Matías y sus amigos se unieron a la cola. Delante de ellos había unos ruidosos escoceses, fácilmente reconocibles por los kilts de lana Black Watch del regimiento highlander y boinas Tom O'Shanter. Los escoceses se reían estúpidamente y daban señales de estar ebrios. Pero, al rato, Matías reconoció a dos camaradas del 8 y fue a su encuentro.
– ¿Y? -los saludó-. ¿A por putas?
– Así es -confirmó uno de los portugueses, un muchacho llamado Víctor-. Pero esto aún llevará un buen rato.
– Sí, hay mucha gente -confirmó Matías-. ¿Cuántas putas hay ahí dentro?
– Me han dicho que tres.
– Tres… -repitió Matías, haciendo mentalmente la cuenta.
– No te esfuerces, ya hemos hecho el cálculo -dijo Víctor-. Somos ciento veinte y ellas son tres, da cuarenta hombres para cada puta. A cinco minutos por polvo, da doscientos minutos más o menos.
– Doscientos minutos, más el tiempo que se pierde para quitarse la ropa y volver a vestirse -observó Matías.
– No, no -aclaró Víctor meneando la cabeza-. Esta cuenta ya incluye todo eso.
– Ah, vale -se admiró Matías-. Por tanto, sólo tenemos que esperar tres horas.
– ¡Y eso si quieres! -Víctor se rio.
Matías regresó a su lugar en la cola y les contó las novedades a sus compañeros. Sólo Baltazar pareció desanimarse.
– Tal vez deberíamos volver atrás y tirarnos a la refugiada -bromeó-. Siempre sería más rápido y barato.
Se quedaron esperando, viendo avanzar la cola lentamente y a los clientes ya saciados salir de Le Drapeau Blanc, con la felicidad estampada en el rostro, su autoestima creciendo desde los pantalones. No había dudas de que aquellas prostitutas ofrecían un servicio eficiente.
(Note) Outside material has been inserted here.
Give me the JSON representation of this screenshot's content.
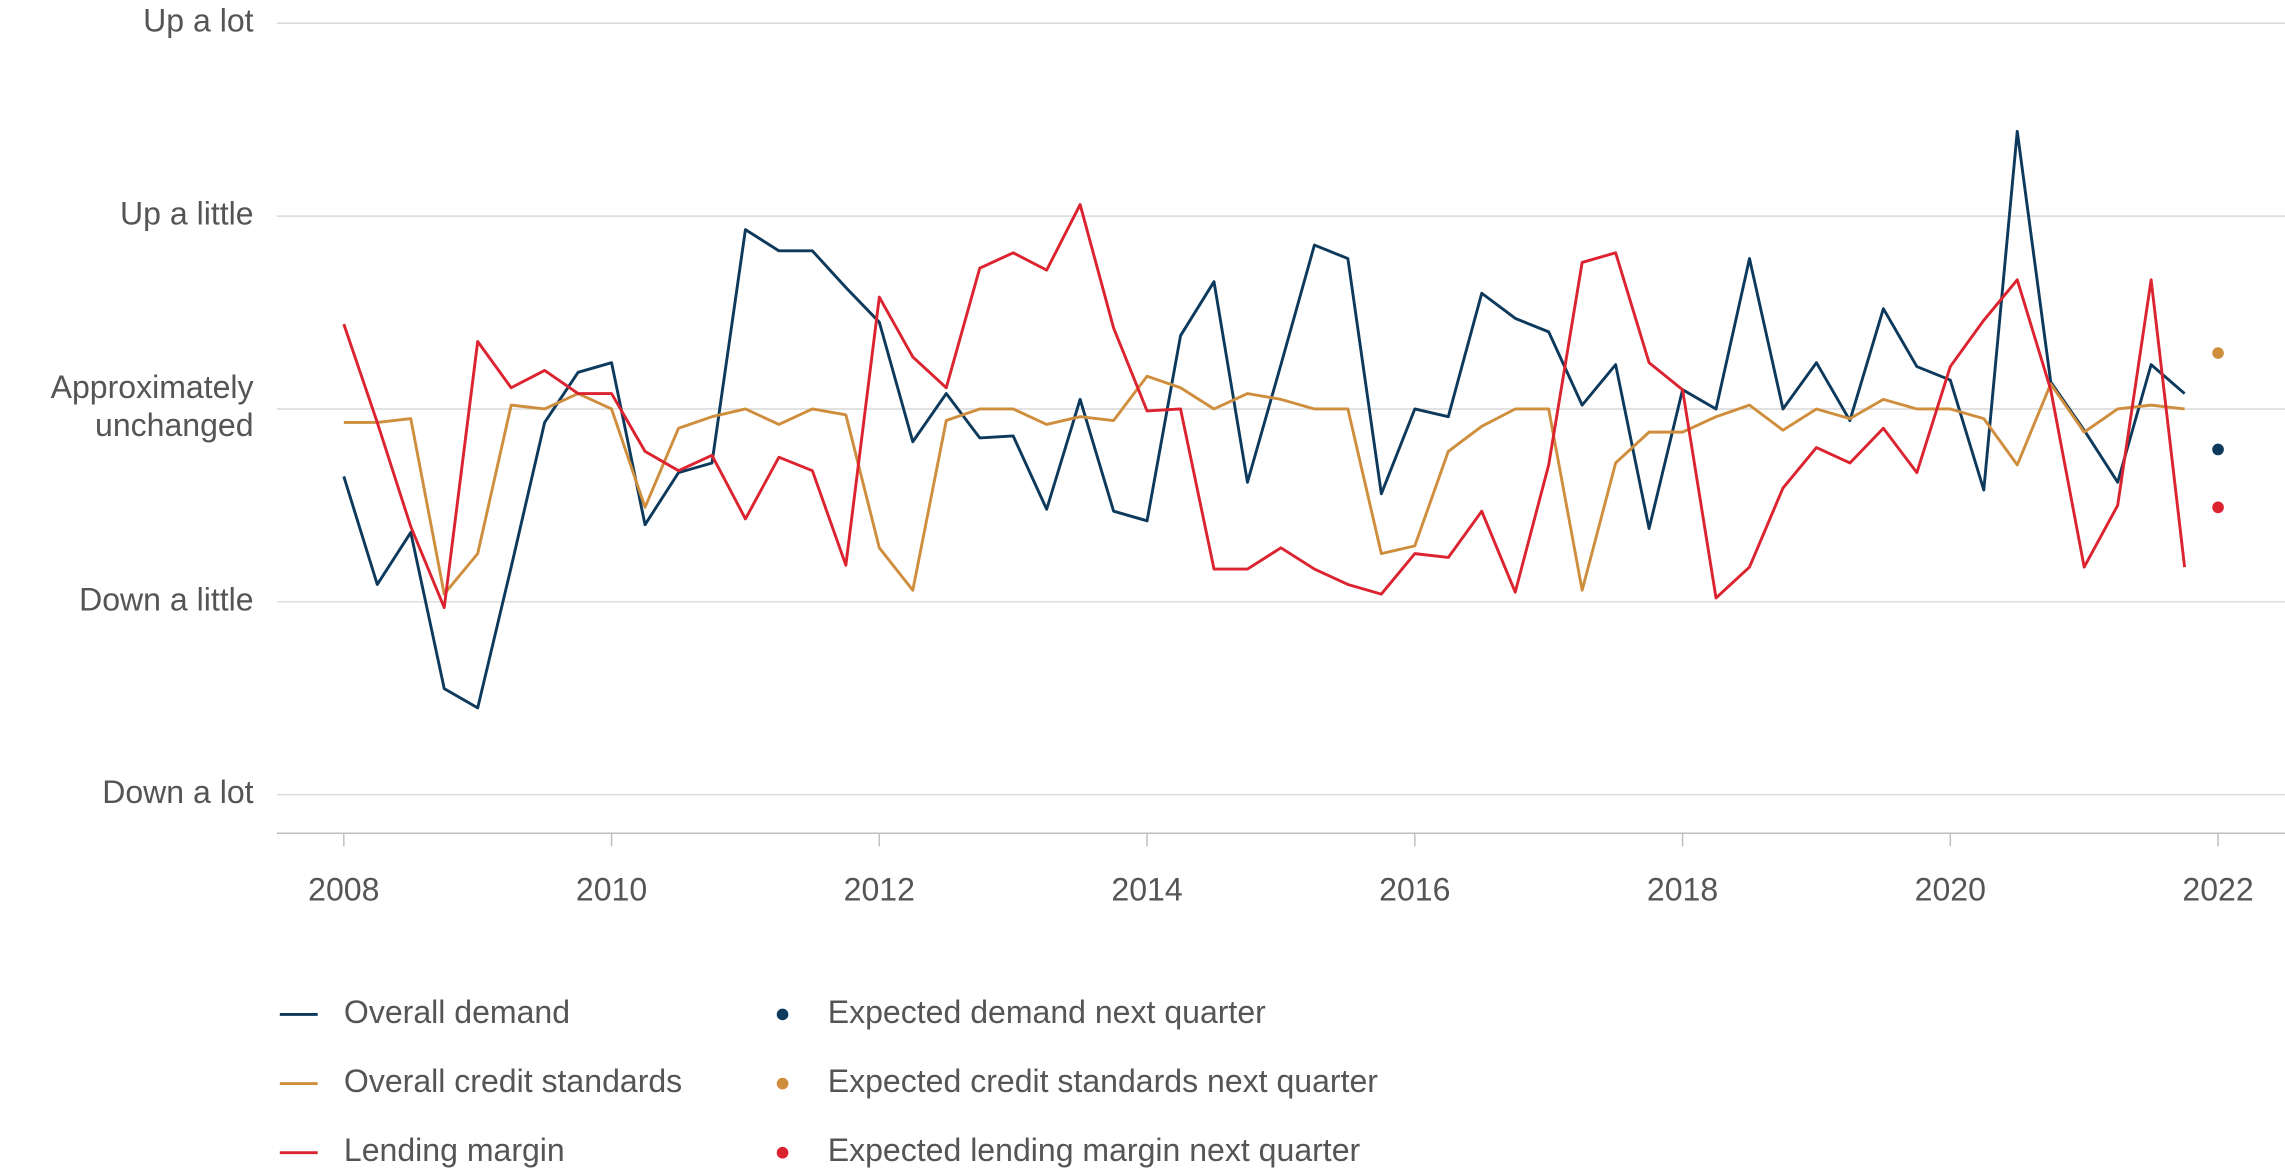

En una visita anterior al burdel de Merville, a Matías lo informaron de que cada una de ellas servía al equivalente de casi un batallón por semana. Trabajaban mientras tenían fuerzas y ánimo. El límite normal eran tres semanas, después de las cuales ellas izaban la bandera blanca y, cansadas, se retiraban con el deber patriótico cumplido, pero sobre todo con unos buenos ahorros, aseguradas, probablemente, hasta el final de la guerra.
Mientras esperaban, los cuatro empezaron a hablar sobre las cualidades de las mujeres francesas en la cama, las expertas en juegos, las desvergonzadas y las púdicas, o las falsas púdicas. Estos eran asuntos con los que los hombres soñaban o de los que alardeaban con gusto. En general, preferían evitar las estadísticas, no fuese a darse el caso de que alguno de los colegas contase performances sexuales superiores, aunque ficticias. Ir con las francesas, incluidas las prostitutas, era un tema de especial orgullo entre ellos, y los más experimentados no se negaban a los comentarios. En este punto, Baltazar, el Viejo, decidió hacer una comparación con las portuguesas y descubrió que sus comentarios críticos, aunque seguidos con atención, no eran rebatidos ni corroborados por sus amigos. El hecho le resultó intrigante y los presionó hasta arrancar de Vicente una confesión que lo dejó muy sorprendido.